Namun, Asta Cita, visi dari presiden terpilih Prabowo Subianto, yang berkomitmen pada penguatan ideologi Pancasila, menjadi harapan baru untuk membangun sistem ekonomi yang lebih berkeadilan.
Hendri optimistis Asta Cita bisa menjadi dasar bagi kebijakan ekonomi yang berpihak pada rakyat.
“Jika presiden baru menetapkan Asta Cita pertama itu adalah ideologi dan di situ ideologi Pancasila, artinya seharusnya akan ada sistem ekonomi yang sesuai Pancasila dan UUD 1945,” katanya.
Asta Cita yang mengedepankan ideologi Pancasila diharapkan dapat membawa perubahan yang signifikan. Salah satu poin penting adalah bagaimana kebijakan ini dapat mengembalikan kedaulatan negara dalam mengelola sumber daya untuk mencapai kesejahteraan rakyat.
“Bagaimana caranya agar Asta Cita betul-betul akan memberikan kesempatan pada seluruh rakyat? Harus ada kedaulatan dari negara untuk mengelola sumber daya yang dimiliki agar terjadi kesejahteraan masyarakat,” ujar Hendri Saparini
Namun, di balik optimisme tersebut, tantangan besar masih membayangi, terutama dalam hal ketimpangan ekonomi dan kedaulatan rakyat.
Peneliti The Institute for Ecosoc Right, Sri Palupi mengatakan saat ini kedaulatan ekonomi Indonesia hanyalah cek kosong bagi rakyat.
Ia juga mengutip Romo YB Mangunwijaya yang mengatakan bahwa “malapetaka masa kini adalah kebohongan,” merujuk pada klaim keberhasilan ekonomi pemerintah yang dinilai jauh dari realitas yang dirasakan rakyat.
Palupi menyoroti ketimpangan yang mencolok di mana 10 persen orang terkaya menguasai 75 persen kekayaan Indonesia, sementara mayoritas rakyat hanya bisa mengakses “ampasnya.”
Menurutnya, kebijakan ekonomi yang dijalankan saat ini semakin memperlebar kesenjangan antara si kaya dan si miskin.
“Bagaimanapun rakyat berusaha sekeras apapun, nggak akan sukses,” katanya.

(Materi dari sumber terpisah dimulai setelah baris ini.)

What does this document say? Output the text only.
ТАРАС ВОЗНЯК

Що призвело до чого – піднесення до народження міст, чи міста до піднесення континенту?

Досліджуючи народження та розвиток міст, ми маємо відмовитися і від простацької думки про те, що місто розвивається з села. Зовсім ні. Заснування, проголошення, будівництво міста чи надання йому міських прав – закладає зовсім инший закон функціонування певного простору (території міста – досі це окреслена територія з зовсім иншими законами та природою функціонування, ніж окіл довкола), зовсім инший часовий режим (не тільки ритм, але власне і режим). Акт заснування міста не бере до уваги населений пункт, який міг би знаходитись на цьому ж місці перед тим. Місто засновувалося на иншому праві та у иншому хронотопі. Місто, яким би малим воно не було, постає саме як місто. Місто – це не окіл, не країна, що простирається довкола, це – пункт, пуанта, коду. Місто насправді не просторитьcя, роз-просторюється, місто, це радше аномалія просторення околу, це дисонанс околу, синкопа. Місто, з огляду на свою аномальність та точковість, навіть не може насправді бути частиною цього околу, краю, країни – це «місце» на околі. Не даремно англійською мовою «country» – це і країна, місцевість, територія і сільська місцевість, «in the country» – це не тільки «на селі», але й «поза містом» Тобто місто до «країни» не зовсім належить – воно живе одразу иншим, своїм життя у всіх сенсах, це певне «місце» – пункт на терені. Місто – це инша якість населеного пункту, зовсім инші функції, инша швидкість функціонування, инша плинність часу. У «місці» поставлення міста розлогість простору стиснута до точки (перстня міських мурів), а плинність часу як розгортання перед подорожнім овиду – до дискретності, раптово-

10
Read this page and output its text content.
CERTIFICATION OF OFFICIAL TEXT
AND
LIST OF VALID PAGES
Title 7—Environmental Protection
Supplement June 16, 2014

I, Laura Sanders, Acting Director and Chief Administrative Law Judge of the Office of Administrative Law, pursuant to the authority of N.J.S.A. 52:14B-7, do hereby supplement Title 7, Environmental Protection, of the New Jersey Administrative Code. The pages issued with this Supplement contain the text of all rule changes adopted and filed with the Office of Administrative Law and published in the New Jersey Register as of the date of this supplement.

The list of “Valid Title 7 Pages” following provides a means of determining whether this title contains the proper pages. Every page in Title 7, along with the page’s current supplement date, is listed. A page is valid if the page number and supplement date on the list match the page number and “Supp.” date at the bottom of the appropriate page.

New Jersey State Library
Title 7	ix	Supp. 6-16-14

Ia juga mengungkapkan kekhawatiran tentang utang negara yang mencapai lebih dari Rp8.400 triliun dan lonjakan kasus korupsi yang merugikan negara dan rakyat.
“Kebijakan ekonomi pemerintah itu bukan hanya merampas kedaulatan ekonomi, tapi juga merampas hak hidup rakyat,” tegasnya.
Ia mencatat bahwa banyak nyawa hilang akibat kebijakan yang tidak berpihak kepada rakyat, mulai dari pekerja migran hingga korban kekerasan aparat dan bencana lingkungan.
Palupi mengaitkan masalah ini dengan revisi Undang-Undang KPK yang dianggap memperlemah pemberantasan korupsi, serta UU Cipta Kerja yang dinilai mempercepat perampasan hak-hak dasar rakyat demi kepentingan korporasi.
Di tengah berbagai tantangan ini, Rektor Universitas Widya Mandira Philipus Tule menyoroti pentingnya kemitraan antara pemerintah dan lembaga-lembaga agama dalam pembangunan ekonomi.
Menurutnya, pada masa sebelum kemerdekaan dan awal kemerdekaan, ada kerja sama yang erat antara pemerintah dan lembaga keagamaan dalam upaya membangun masyarakat.
“Mereka menyelamatkan jiwa, tapi juga membangun ekonomi,” kata Tule, merujuk pada peran misionaris di NTT.
Namun, Tule menyayangkan bahwa kemitraan ini kian pudar seiring waktu, dengan lembaga agama sering dianggap sebagai kompetitor oleh pemerintah dalam proyek-proyek pembangunan.
Ia menekankan perlunya mengembalikan prinsip kemitraan ini untuk mencapai tujuan pembangunan yang lebih inklusif dan berkelanjutan.
Tule juga mengingatkan penyelenggara negara harus mengedepankan etika dalam mengelola ekonomi, dengan fokus pada pengentasan kemiskinan dan peningkatan kesejahteraan rakyat.